À medida que se aproxima o termo da minha carreira de professor, sinto-me
irmanado com os que recusam aprender a geografia dos comboios para viver na era
dos aviões e aceitam o desafio de repensar a Escola, tarefa sempre
colectiva. Sinto-me ínfima parte de uma fraternidade de românticos e
conspiradores, co-autores de uma reforma que se cumpre à revelia da bricolage
normativa e das reformas desenhadas por engenheiros.

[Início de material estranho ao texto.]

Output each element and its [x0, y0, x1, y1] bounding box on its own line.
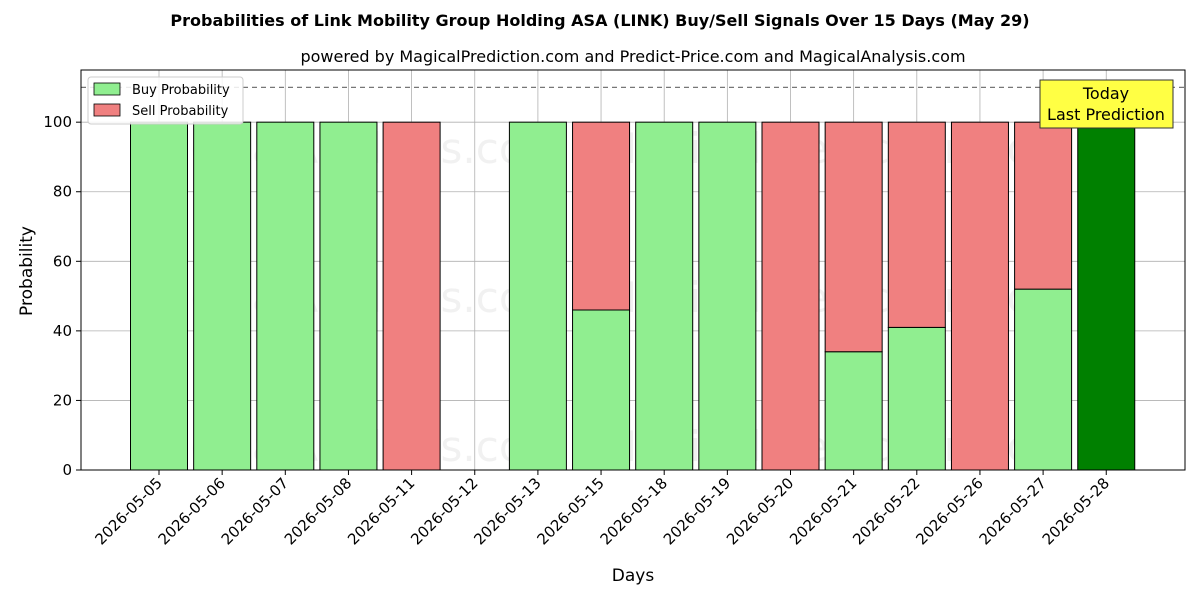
bar-sell: [887, 121, 946, 328]
bar-sell: [950, 121, 1009, 471]
bar-buy: [130, 121, 188, 471]
bar-buy-highlight: [1077, 121, 1136, 471]
y-tick-label: 60: [53, 252, 72, 270]
x-tick-label: 2026-05-27: [976, 474, 1050, 548]
bar-sell: [761, 121, 820, 471]
x-tick-label: 2026-05-06: [155, 474, 229, 548]
x-tick-label: 2026-05-26: [912, 474, 986, 548]
x-axis-label: Days: [612, 566, 655, 586]
x-tick-label: 2026-05-22: [849, 474, 923, 548]
bar-buy: [193, 121, 252, 471]
bar-buy: [256, 121, 315, 471]
annotation-line-today: Today: [1082, 84, 1129, 103]
bar-buy: [824, 351, 883, 471]
legend-swatch-sell: [93, 103, 121, 117]
legend-label-buy: Buy Probability: [132, 83, 230, 98]
x-tick-label: 2026-05-12: [407, 474, 481, 548]
bar-sell: [1014, 121, 1073, 290]
legend: Buy Probability Sell Probability: [87, 76, 244, 125]
bar-sell: [382, 121, 441, 471]
x-tick-label: 2026-05-11: [344, 474, 418, 548]
bar-buy: [1014, 288, 1073, 471]
x-tick-label: 2026-05-05: [91, 474, 165, 548]
y-tick-label: 20: [53, 391, 72, 409]
y-axis-label: Probability: [17, 226, 37, 316]
bar-buy: [508, 121, 567, 471]
annotation-box: [1039, 79, 1174, 129]
bar-buy: [319, 121, 378, 471]
legend-swatch-buy: [93, 82, 121, 96]
bar-sell: [572, 121, 631, 311]
x-tick-label: 2026-05-08: [281, 474, 355, 548]
x-tick-label: 2026-05-19: [660, 474, 734, 548]
x-tick-label: 2026-05-28: [1039, 474, 1113, 548]
x-tick-label: 2026-05-15: [533, 474, 607, 548]
plot-frame: [80, 69, 1186, 471]
bar-buy: [635, 121, 694, 471]
x-tick-label: 2026-05-13: [470, 474, 544, 548]
y-tick-label: 0: [62, 461, 72, 479]
bar-sell: [824, 121, 883, 353]
chart-subtitle: powered by MagicalPrediction.com and Pre…: [300, 47, 965, 66]
bar-buy: [887, 326, 946, 471]
bar-buy: [572, 309, 631, 471]
plot-area: MagicalAnalysis.comMagicalPrediction.com…: [43, 69, 1186, 548]
x-tick-label: 2026-05-21: [786, 474, 860, 548]
chart-title: Probabilities of Link Mobility Group Hol…: [170, 11, 1029, 30]
legend-box: [87, 76, 244, 125]
x-tick-label: 2026-05-18: [597, 474, 671, 548]
x-tick-label: 2026-05-20: [723, 474, 797, 548]
y-tick-label: 40: [53, 322, 72, 340]
y-tick-label: 80: [53, 183, 72, 201]
annotation-line-last-prediction: Last Prediction: [1047, 105, 1165, 124]
legend-label-sell: Sell Probability: [132, 104, 229, 119]
today-annotation: Today Last Prediction: [1039, 79, 1174, 129]
x-tick-label: 2026-05-07: [218, 474, 292, 548]
bar-buy: [698, 121, 757, 471]
y-tick-label: 100: [43, 113, 72, 131]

A pedra de toque da suave mutação é a solidariedade. A evocação da história do
"molho de varas viria a propósito, mas escolhi uma outra metáfora para enfeitar
o conceito: a da camioneta.
O meu amigo Abílio ajudava a organizar excursões de camioneta. Ainda o dia da
excursão vinha longe e já um vizinho lhe batia à porta, a pedir para pôr a
sogra junto à cadeira do motorista, porque ela lhe dissera que, "se não fosse à
beira do motorista, era melhor ficar em casa. E não queira saber os problemas
que eu tenho tido co'a minha sogra! Se ela me ficasse em casa, era mais uma
carga de trabalhos co'a minha patroa. E o compadre Abílio que me desculpe, mas
eu até sei que já fez a vontade a mais alguém, que mo disse 'inda agora...".

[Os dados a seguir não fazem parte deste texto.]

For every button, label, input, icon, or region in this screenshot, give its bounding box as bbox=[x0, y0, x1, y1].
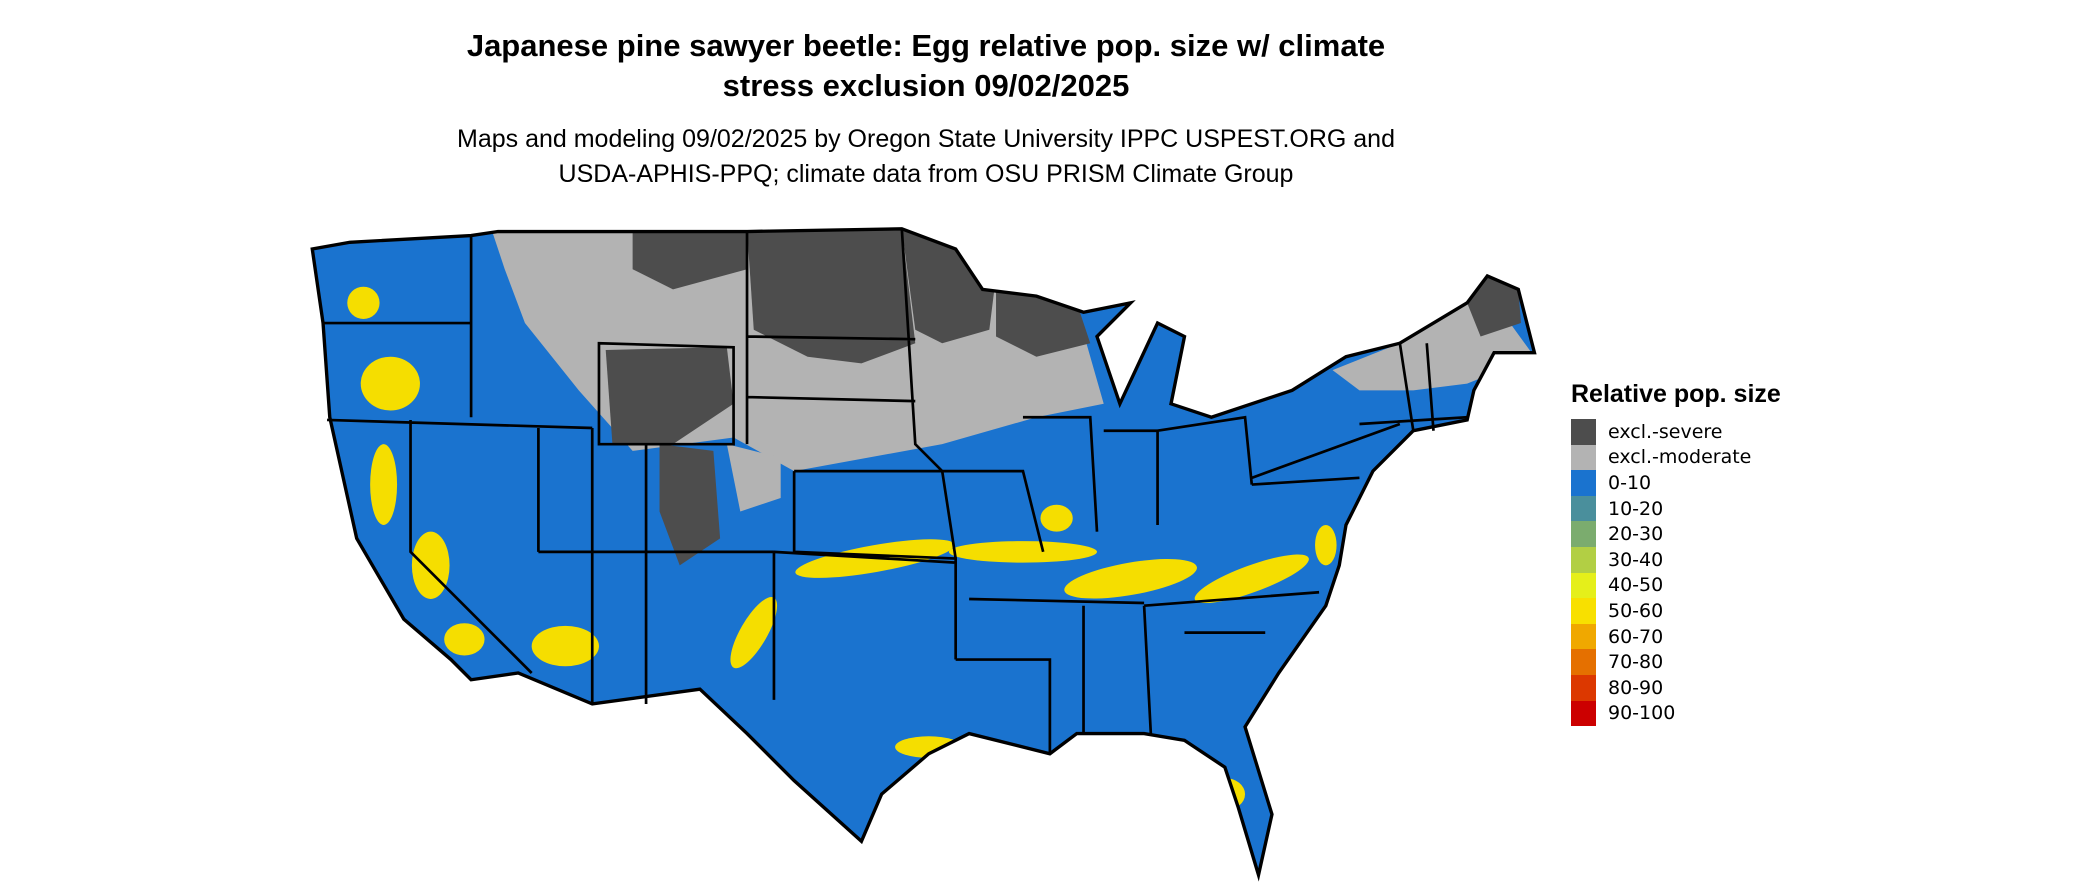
legend-swatch bbox=[1571, 598, 1596, 624]
map-fill bbox=[312, 228, 1535, 875]
legend-label: 90-100 bbox=[1608, 702, 1676, 725]
legend-label: 70-80 bbox=[1608, 651, 1664, 674]
legend-item: 60-70 bbox=[1571, 623, 1781, 650]
legend-item: 10-20 bbox=[1571, 495, 1781, 522]
legend-item: 70-80 bbox=[1571, 649, 1781, 675]
legend-label: 50-60 bbox=[1608, 599, 1664, 622]
state-borders bbox=[310, 227, 1537, 882]
legend-swatch bbox=[1571, 495, 1596, 522]
legend-items: excl.-severe excl.-moderate 0-10 10-20 20-30… bbox=[1571, 419, 1781, 727]
legend-item: 50-60 bbox=[1571, 598, 1781, 624]
legend-item: 30-40 bbox=[1571, 546, 1781, 573]
legend-label: 20-30 bbox=[1608, 523, 1664, 546]
region-excl-moderate-nm bbox=[726, 444, 781, 512]
legend-swatch bbox=[1571, 470, 1596, 496]
legend-label: 10-20 bbox=[1608, 497, 1664, 520]
legend-swatch bbox=[1571, 700, 1596, 727]
legend-item: 90-100 bbox=[1571, 700, 1781, 727]
legend-label: 40-50 bbox=[1608, 574, 1664, 597]
legend-item: 40-50 bbox=[1571, 572, 1781, 599]
legend-label: 60-70 bbox=[1608, 625, 1664, 648]
region-excl-severe-me bbox=[1467, 275, 1521, 337]
legend-item: 20-30 bbox=[1571, 521, 1781, 547]
region-excl-severe-nd bbox=[747, 228, 916, 364]
map-title: Japanese pine sawyer beetle: Egg relativ… bbox=[0, 26, 1852, 106]
legend-swatch bbox=[1571, 572, 1596, 599]
legend-swatch bbox=[1571, 546, 1596, 573]
legend-label: excl.-moderate bbox=[1608, 446, 1752, 469]
legend-label: 30-40 bbox=[1608, 548, 1664, 571]
region-excl-severe-co bbox=[659, 444, 721, 566]
legend-title: Relative pop. size bbox=[1571, 380, 1781, 408]
title-line-1: Japanese pine sawyer beetle: Egg relativ… bbox=[466, 28, 1386, 63]
legend-swatch bbox=[1571, 419, 1596, 445]
legend-item: excl.-severe bbox=[1571, 419, 1781, 445]
legend-swatch bbox=[1571, 444, 1596, 471]
legend-label: excl.-severe bbox=[1608, 420, 1723, 443]
legend-swatch bbox=[1571, 674, 1596, 701]
legend-item: 0-10 bbox=[1571, 470, 1781, 496]
legend-swatch bbox=[1571, 623, 1596, 650]
subtitle-line-2: USDA-APHIS-PPQ; climate data from OSU PR… bbox=[558, 160, 1294, 188]
legend-swatch bbox=[1571, 649, 1596, 675]
legend-label: 80-90 bbox=[1608, 676, 1664, 699]
title-line-2: stress exclusion 09/02/2025 bbox=[722, 68, 1130, 103]
legend-item: excl.-moderate bbox=[1571, 444, 1781, 471]
legend: Relative pop. size excl.-severe excl.-mod… bbox=[1571, 380, 1781, 727]
region-excl-severe-mt bbox=[632, 231, 748, 290]
legend-item: 80-90 bbox=[1571, 674, 1781, 701]
map-subtitle: Maps and modeling 09/02/2025 by Oregon S… bbox=[0, 122, 1852, 192]
legend-label: 0-10 bbox=[1608, 471, 1652, 494]
legend-swatch bbox=[1571, 521, 1596, 547]
region-excl-severe-wy bbox=[605, 347, 734, 445]
subtitle-line-1: Maps and modeling 09/02/2025 by Oregon S… bbox=[457, 125, 1395, 153]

O amigo Abílio cortava a fala ao requerente e prometia o almejado lugar. Porém,
não tardava nova fala precatória.
"Ó senhor Gravano, ainda bem que o encontro! O meu cunhado, o Neca... Não me
diga que não conhece! Ele pediu-me que lhe pedisse para o filho mais novo ir
nos lugares da frente, que o catraio enjoa. Nestas ocasiões, é um pisco a comer
e o pouco que engole deita-o fora logo ao chegar à a primeira curva. Não me
diga que não! Pela sua rica saúde!"
Despachado mais um requerente com promessas de "ir ver o que se podia fazer",
logo outro pedido o aguardava à chegada ao café.

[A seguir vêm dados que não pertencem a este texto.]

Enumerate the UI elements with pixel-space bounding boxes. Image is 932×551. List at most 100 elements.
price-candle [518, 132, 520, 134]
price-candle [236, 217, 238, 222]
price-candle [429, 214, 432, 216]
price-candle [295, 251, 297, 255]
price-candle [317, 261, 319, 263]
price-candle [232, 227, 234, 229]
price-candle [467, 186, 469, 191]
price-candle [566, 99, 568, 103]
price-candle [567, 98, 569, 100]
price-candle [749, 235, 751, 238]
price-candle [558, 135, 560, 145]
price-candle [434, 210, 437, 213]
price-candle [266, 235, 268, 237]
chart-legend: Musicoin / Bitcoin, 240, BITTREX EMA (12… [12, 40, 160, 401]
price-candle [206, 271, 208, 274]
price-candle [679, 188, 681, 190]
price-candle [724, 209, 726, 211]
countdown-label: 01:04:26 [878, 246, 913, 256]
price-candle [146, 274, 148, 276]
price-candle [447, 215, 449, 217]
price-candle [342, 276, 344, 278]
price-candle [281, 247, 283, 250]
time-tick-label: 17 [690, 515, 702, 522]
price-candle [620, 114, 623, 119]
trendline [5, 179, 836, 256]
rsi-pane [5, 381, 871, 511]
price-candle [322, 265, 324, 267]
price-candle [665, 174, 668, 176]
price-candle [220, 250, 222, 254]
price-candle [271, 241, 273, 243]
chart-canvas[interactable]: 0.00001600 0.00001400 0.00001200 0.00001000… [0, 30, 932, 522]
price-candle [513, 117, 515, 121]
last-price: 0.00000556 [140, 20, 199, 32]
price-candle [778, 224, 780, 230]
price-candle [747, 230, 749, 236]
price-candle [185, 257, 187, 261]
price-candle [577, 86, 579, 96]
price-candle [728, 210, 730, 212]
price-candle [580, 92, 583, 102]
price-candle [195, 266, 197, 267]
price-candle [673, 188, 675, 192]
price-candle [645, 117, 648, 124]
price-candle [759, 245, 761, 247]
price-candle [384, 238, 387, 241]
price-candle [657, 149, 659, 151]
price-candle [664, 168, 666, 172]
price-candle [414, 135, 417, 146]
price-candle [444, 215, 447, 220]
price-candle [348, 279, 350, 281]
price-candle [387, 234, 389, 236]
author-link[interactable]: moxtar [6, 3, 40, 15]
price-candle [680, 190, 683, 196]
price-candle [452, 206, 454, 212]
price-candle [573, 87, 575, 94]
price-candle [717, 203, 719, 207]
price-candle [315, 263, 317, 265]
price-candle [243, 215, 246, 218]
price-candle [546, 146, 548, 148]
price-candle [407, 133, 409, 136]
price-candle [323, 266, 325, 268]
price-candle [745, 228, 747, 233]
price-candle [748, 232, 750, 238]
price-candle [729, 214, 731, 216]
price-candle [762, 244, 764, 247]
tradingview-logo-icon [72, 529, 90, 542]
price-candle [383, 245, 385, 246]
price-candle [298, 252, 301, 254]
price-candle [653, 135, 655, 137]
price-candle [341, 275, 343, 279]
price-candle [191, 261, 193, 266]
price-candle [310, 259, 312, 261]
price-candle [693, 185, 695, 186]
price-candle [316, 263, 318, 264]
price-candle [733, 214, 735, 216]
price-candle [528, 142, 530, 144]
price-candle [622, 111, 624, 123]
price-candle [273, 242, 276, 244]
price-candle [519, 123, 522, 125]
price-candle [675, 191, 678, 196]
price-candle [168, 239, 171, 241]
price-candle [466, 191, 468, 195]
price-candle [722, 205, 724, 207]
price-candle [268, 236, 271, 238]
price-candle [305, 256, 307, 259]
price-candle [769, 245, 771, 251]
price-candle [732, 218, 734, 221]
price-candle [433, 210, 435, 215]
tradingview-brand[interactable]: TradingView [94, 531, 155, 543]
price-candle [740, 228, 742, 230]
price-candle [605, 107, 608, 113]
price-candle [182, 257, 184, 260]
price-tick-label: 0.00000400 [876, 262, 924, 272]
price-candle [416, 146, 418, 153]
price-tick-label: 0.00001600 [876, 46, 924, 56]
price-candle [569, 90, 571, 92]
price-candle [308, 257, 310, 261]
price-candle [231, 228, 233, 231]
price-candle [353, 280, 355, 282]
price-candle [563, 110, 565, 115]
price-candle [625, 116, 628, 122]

"Deixe estar, que é por minha conta!" ? e o generoso pagante do café com
cheirinho despedia-se com peremptória sentença: "Eu sei que posso ir sossegado à
minha vida, que o amigo Gravano não é homem para me deixar ficar mal. A minha
família vai ir à frente, que os amigos são para as ocasiões, não é? Fique
sabendo que é um grande favor que o amigo me faz e vai ver não se há-de
arrepender..."
O Abílio Gravano perdia tempo e paciência neste jogo de empenhos. E logo ele,
que era pessoa de se perder dos carretos com facilidade! Grandes males,
grandes remédios... "E digo-lhe, professor, os que ajudei a passar a salto para
França, coitados, gastavam o que não tinham e não eram tão esquisitos! De
maneiras que, um dia, juntei o povo todo na Tojela e, antes de dar ordem de
partida ao motorista, fui ao micro e disse, alto e em bom som: para a
próxima, meus amigos, escusam de me andar a pedir para ir no banco da frente,
porque a camioneta vai de lado!"
Se há quem continue a impedir que a camioneta do nosso destino comum vá de lado,
se há quem tente conduzir os passageiros em marcha-atrás e por labirínticos
caminhos, há também viajantes tranquilos (como a Esperança) que rasgam amplas
avenidas de solidariedade. Na camioneta da Esperança, desde o condutor à cozinha,
todos vão na frente. E, enquanto a mudança se queda por discretos e sinuosos
percursos, contornam (juntos!) a angústia dos indícios.